Friday, February 19, 2010

Trouble installing 64-bit Windows 7, but it was my fault, kinda

I installed 32-bit Windows 7 on a Frankenstein machine that I built myself using old components that I had lying around (except for the CPU and 2GB of memory), and installation was a snap. First, I had 32-bit Windows XP installed on the machine, because I had to make sure that the machine was runnable. Next, I extracted (using 7-zip) all files from the Windows 7 ISO file onto a portable drive. Ran setup.exe from the drive and everything went smooth on the first try! It found drivers for every device I'd hooked up, except for a remote printer. I think I actually like Windows 7.

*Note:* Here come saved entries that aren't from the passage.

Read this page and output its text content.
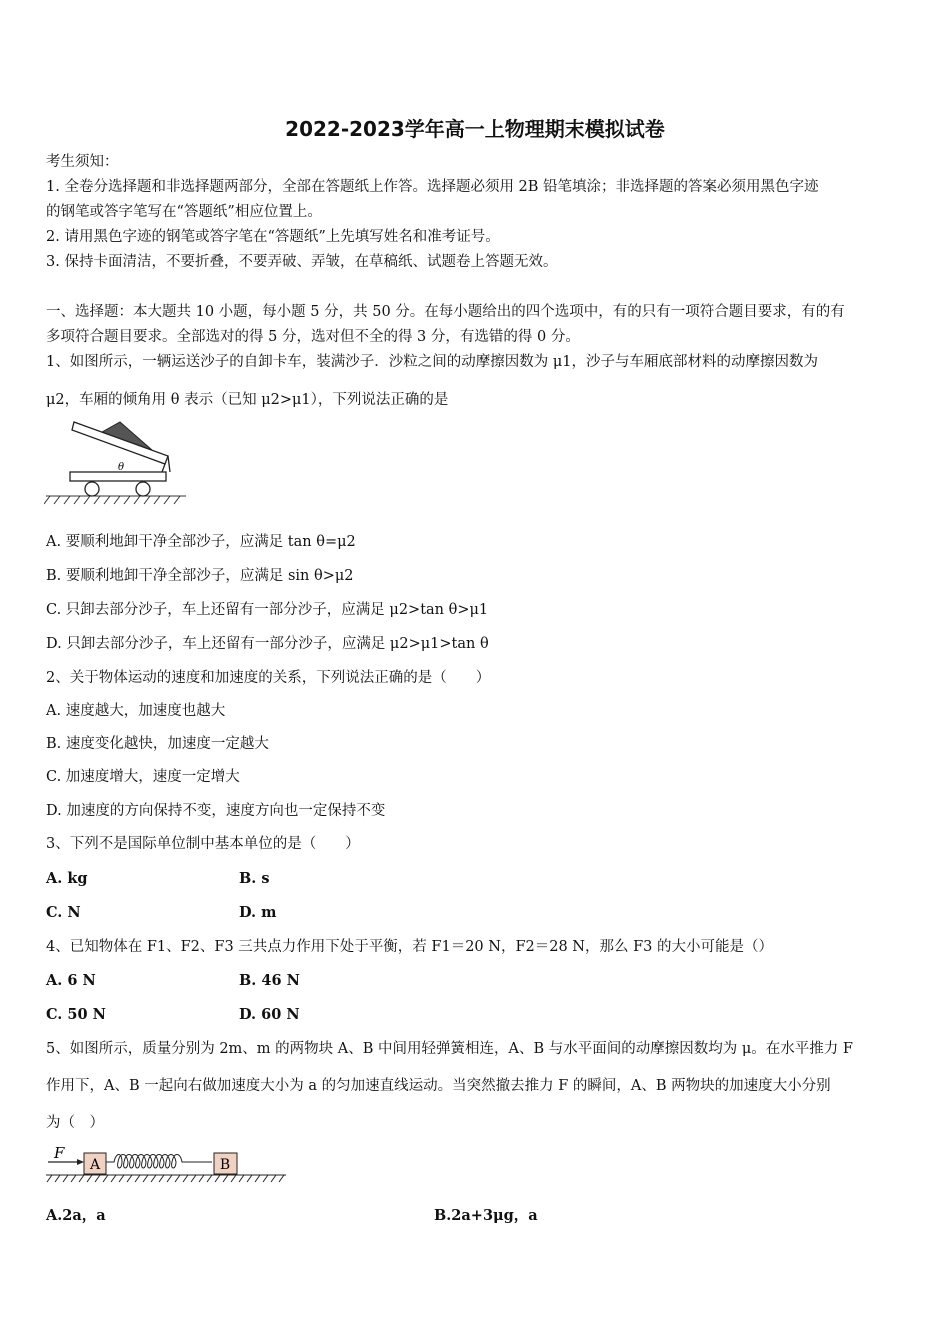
2022-2023学年高一上物理期末模拟试卷
考生须知：
1. 全卷分选择题和非选择题两部分，全部在答题纸上作答。选择题必须用 2B 铅笔填涂；非选择题的答案必须用黑色字迹
的钢笔或答字笔写在“答题纸”相应位置上。
2. 请用黑色字迹的钢笔或答字笔在“答题纸”上先填写姓名和准考证号。
3. 保持卡面清洁，不要折叠，不要弄破、弄皱，在草稿纸、试题卷上答题无效。
一、选择题：本大题共 10 小题，每小题 5 分，共 50 分。在每小题给出的四个选项中，有的只有一项符合题目要求，有的有
多项符合题目要求。全部选对的得 5 分，选对但不全的得 3 分，有选错的得 0 分。
1、如图所示，一辆运送沙子的自卸卡车，装满沙子．沙粒之间的动摩擦因数为 μ1，沙子与车厢底部材料的动摩擦因数为
μ2，车厢的倾角用 θ 表示（已知 μ2>μ1），下列说法正确的是
θ
A. 要顺利地卸干净全部沙子，应满足 tan θ=μ2
B. 要顺利地卸干净全部沙子，应满足 sin θ>μ2
C. 只卸去部分沙子，车上还留有一部分沙子，应满足 μ2>tan θ>μ1
D. 只卸去部分沙子，车上还留有一部分沙子，应满足 μ2>μ1>tan θ
2、关于物体运动的速度和加速度的关系，下列说法正确的是（　　）
A. 速度越大，加速度也越大
B. 速度变化越快，加速度一定越大
C. 加速度增大，速度一定增大
D. 加速度的方向保持不变，速度方向也一定保持不变
3、下列不是国际单位制中基本单位的是（　　）
A. kg	B. s
C. N	D. m
4、已知物体在 F1、F2、F3 三共点力作用下处于平衡，若 F1＝20 N，F2＝28 N，那么 F3 的大小可能是（）
A. 6 N	B. 46 N
C. 50 N	D. 60 N
5、如图所示，质量分别为 2m、m 的两物块 A、B 中间用轻弹簧相连，A、B 与水平面间的动摩擦因数均为 μ。在水平推力 F
作用下，A、B 一起向右做加速度大小为 a 的匀加速直线运动。当突然撤去推力 F 的瞬间，A、B 两物块的加速度大小分别
为（　）
F
A	B
A.2a，a	B.2a+3μg，a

Then, on a different (and new!) machine, I tried to install 64-bit Win 7 and it was driving me crazy. First, since the machine had 32-bit XP, I couldn't use the trick of extracting files from the ISO and running setup--under Windows XP you can't run a 64-bit executable (setup.exe) from a 32-bit OS (XP). So, I had to burn a bootable DVD (can't use a CD, the ISO file is 3GB in size). When I tried to boot using the DVD, the setup program kept asking a CD/DVD driver file! Google came to the rescue and I found out that the reason that I got the error was probably because my ISO file was corrupt. I checked, and it was true: instead of a 3GB file, my ISO was about 1.3GB in size. Pretty stupid of the installation program to not realize that it was working with a corrupt disk image, if you ask me. Anyway, I re-downloaded the full image from MSDN AA. Then, I tried to use the "ISO Recorder" program recommended by Microsoft for burning ISO files onto disks. But that doesn't burn DVDs on Windows XP. Yecch! Had to use Roxio to burn the installation disk. And then the installation took like an hour--at least it felt like it. But the end result has been great. The machine has been running smooth and Windows Performance Index (or whatever it is called) pegged the machine at a decent 5.3.